Gay Man Sues Over Thong Discrimination
SAN DIEGO (CN) - A gay man claims in Federal Court that he has the "dubious distinction" of being the first person in San Diego history to be arrested for public nudity for wearing thong underwear under a gladiator kilt, at a gay pride event.
Will X. Walters claims city police selectively enforced a municipal policy on public nudity, which allows women to wear g-strings and thongs, but not gay men.
Walters also claims that San Diego Pride "wholeheartedly endorsed" the policy, to "curry favor" with the police department, to appeal to mainstream sponsors, and to make the event palatable to straight people and families.
"Will Walters is a Hispanic, gay man who owns the dubious distinction of being the only person in the history of the City of San Diego to be arrested and booked on a charge of public nudity," the complaint states. "Mr. Walters was arrested for public nudity at the 2011 Lesbian Gay Bi-Sexual Transgender Pride ('Pride') event while wearing an opaque gladiator type kilt over black underwear. Under any definition, he was not nude, as his buttocks and genitalia were fully covered. Nonetheless, he was ushered out of the event, humiliated, arrested, and incarcerated."
Named as defendants are the City of San Diego, Lt. Nieslit, Sgt. Mondesir, Officer Ramirez, Officer Gardner, Officer '3329,' San Diego Pride, head of Pride security, Shawn Chamberlain, and Does 1-30.
According to Walters, the city's enforcement of its public nudity law "essentially allows thongs, g-strings, and other skimpy bathing suits to be worn by participants and attendees at straight special events, but not by attendees and participants at the one gay special event, Pride."
Walters claims that after he bought a $20 ticket, he "was readily admitted into the 2011 event by San Diego Pride personnel."
"He was dressed in leather gear consisting of boots, a black leather gladiator kilt, black underwear, and a black leather harness with chrome rings. His outfit ostensibly passed muster with the Pride personnel manning the admission gates, as Pride personnel ushered him into the event. His underwear and kilt completely covered his genitals, pubic hair, buttocks, perineum, anus or anal region as required by San Diego Municipal Code Section S6.S3(c). Mr. Walters had invested a significant sum of money in his leather gear and took special care to insure that he was compliant with the rules for the event," the complaint states.
Walters says that even though he was admitted into the festival, Lt. Nieslit told him that his leather gear was "borderline." While he was lining up for a drink, Walters claims, other officers approached him and forcibly escorted him outside. He claims Pride security knocked his camera phone out of his hand as he tried to record the incident.
After refusing to sign a citation, Walters was handcuffed, arrested and driven to jail, according to the complaint.

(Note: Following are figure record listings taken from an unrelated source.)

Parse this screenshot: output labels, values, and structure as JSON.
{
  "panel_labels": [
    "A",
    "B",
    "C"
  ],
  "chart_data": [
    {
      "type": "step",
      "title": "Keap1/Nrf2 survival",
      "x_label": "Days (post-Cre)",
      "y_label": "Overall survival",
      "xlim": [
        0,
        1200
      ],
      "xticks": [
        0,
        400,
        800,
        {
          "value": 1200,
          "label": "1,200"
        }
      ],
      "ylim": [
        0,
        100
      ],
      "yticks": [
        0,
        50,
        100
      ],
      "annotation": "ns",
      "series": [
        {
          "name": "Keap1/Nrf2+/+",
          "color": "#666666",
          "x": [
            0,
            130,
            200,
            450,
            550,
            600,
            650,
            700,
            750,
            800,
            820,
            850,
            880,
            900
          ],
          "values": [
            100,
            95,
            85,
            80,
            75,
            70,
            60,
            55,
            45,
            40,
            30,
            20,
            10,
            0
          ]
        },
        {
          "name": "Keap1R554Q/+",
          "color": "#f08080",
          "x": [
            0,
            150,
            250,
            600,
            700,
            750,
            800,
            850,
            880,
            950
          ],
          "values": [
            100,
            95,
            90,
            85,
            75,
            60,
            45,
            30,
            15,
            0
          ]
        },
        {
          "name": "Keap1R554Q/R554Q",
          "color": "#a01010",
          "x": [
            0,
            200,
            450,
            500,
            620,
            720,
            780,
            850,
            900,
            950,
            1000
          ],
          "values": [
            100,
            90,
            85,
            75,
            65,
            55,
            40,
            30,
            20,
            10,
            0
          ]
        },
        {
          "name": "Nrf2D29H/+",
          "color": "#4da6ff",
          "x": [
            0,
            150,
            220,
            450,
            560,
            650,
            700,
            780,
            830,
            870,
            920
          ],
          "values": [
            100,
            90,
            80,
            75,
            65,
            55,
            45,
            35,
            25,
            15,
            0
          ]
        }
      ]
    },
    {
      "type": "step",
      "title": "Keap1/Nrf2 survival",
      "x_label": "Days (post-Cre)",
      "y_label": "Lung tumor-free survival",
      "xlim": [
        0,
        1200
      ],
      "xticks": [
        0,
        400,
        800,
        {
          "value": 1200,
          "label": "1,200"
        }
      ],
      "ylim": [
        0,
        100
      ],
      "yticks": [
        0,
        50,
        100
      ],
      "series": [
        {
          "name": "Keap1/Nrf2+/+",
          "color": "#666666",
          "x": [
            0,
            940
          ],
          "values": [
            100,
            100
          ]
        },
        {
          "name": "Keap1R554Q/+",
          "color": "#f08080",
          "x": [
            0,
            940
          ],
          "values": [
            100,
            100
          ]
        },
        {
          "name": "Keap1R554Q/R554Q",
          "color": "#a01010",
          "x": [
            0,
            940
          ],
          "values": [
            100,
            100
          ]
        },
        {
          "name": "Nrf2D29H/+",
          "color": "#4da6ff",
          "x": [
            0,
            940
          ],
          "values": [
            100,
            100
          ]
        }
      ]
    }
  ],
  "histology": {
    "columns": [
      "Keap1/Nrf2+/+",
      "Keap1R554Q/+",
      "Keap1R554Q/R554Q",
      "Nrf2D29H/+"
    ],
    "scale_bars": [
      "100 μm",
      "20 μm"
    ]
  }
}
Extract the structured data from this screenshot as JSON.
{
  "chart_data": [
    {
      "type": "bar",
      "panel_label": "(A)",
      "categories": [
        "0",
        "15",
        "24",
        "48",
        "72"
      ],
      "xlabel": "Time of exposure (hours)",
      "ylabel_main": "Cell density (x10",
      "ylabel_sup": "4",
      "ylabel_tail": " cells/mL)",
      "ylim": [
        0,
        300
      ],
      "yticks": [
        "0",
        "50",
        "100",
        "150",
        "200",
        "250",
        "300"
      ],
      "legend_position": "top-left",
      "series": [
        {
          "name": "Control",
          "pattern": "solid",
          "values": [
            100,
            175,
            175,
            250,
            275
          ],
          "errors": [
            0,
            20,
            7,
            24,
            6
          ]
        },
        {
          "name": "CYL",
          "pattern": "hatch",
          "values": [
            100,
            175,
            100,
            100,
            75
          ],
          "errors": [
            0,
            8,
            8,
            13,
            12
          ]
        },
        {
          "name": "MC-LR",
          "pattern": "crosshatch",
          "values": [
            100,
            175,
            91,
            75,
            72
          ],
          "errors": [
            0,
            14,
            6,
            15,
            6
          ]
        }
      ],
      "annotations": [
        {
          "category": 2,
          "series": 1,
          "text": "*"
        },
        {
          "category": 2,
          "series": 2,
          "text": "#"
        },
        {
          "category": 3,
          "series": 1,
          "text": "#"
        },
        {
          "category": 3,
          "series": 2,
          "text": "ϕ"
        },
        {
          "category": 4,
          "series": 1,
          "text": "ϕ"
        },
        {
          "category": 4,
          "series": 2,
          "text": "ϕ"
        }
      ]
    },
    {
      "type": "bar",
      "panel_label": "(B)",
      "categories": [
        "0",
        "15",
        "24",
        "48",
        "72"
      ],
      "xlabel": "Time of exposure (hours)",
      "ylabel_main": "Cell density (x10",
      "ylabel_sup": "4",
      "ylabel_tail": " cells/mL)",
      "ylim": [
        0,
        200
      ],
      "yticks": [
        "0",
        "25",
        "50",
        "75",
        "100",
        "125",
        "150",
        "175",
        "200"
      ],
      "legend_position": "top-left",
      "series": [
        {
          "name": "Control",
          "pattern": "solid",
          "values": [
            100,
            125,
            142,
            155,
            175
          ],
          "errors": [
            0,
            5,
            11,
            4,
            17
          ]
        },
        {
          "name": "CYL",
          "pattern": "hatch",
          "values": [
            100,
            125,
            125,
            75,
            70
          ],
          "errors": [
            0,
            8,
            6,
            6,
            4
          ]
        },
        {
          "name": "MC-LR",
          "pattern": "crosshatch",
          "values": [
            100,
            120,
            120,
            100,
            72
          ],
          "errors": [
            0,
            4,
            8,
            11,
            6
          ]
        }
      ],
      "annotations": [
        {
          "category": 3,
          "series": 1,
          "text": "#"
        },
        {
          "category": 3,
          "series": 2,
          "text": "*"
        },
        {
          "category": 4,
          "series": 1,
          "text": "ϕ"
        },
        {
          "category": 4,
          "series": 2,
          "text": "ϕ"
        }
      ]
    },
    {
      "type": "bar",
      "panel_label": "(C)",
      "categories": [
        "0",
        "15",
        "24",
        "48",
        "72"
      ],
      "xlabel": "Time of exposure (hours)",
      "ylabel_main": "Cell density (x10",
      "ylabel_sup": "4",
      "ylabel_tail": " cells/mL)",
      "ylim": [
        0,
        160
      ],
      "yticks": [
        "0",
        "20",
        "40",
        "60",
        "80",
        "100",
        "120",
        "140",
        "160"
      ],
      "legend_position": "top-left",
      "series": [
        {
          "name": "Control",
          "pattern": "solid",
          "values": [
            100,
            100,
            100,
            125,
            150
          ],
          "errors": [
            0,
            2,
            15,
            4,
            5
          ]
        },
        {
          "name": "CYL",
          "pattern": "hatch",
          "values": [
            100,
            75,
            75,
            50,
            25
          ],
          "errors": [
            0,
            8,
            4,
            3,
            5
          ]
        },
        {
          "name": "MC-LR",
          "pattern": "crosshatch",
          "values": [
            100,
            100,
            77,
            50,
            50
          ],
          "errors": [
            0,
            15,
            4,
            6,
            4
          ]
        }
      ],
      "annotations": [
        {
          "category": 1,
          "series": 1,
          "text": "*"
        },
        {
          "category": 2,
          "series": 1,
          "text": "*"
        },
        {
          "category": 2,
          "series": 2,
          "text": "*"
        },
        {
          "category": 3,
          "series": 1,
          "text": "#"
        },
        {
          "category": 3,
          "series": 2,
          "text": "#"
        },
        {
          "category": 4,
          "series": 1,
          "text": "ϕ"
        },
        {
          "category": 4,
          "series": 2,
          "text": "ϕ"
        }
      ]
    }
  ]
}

"At the jail Mr. Walters was placed in a single cell visible to all inmates being checked in. San Diego County sheriffs deputies encouraged the incoming inmates to ridicule Mr. Walters, who was wearing only his kilt and underwear, and the deputies joined in the verbal harassment. In going from the hot environment of an overheated car to the air conditioned jail, Mr. Walters was chilled. The deputies refused Mr. Walters any additional clothing or a blanket. However, upon his release from jail, Mr. Walters was ordered to change into clothing provided by the jail. Mr. Walters was released from the jail at approximately 2:15 am, Sunday, July 17, 2011, after posting $190 bond. He had been given nothing to eat or drink since his arrest, some twelve hours prior," according to the complaint.
Walters says that the city's policy, implemented by a police task force, violates his rights under the Equal Protection Clause of the Fourteenth Amendment.
"The City of San Diego's failure to curtail this selective enforcement and its subsequent ratification of Mr. Walters' arrest, only serves to guarantee that this custom and policy will continue unabated. It is the enforcement of this disparate and unequal policy that resulted in the unlawful arrest and incarceration of Mr. Walters," the complaint states.
Walters is represented by Christopher Morris with Aguirre, Morris & Silverson.
He seeks an injunction and compensatory and punitive damages for violations of the Fourteenth and Fourth Amendments, false arrest, battery, negligence and violation of his civil rights under California's Civil Code.
The San Diego Police Department said it could not comment on ongoing litigation. Courthouse News sent San Diego Pride a copy of the 16-page complaint, but it did not immediately respond.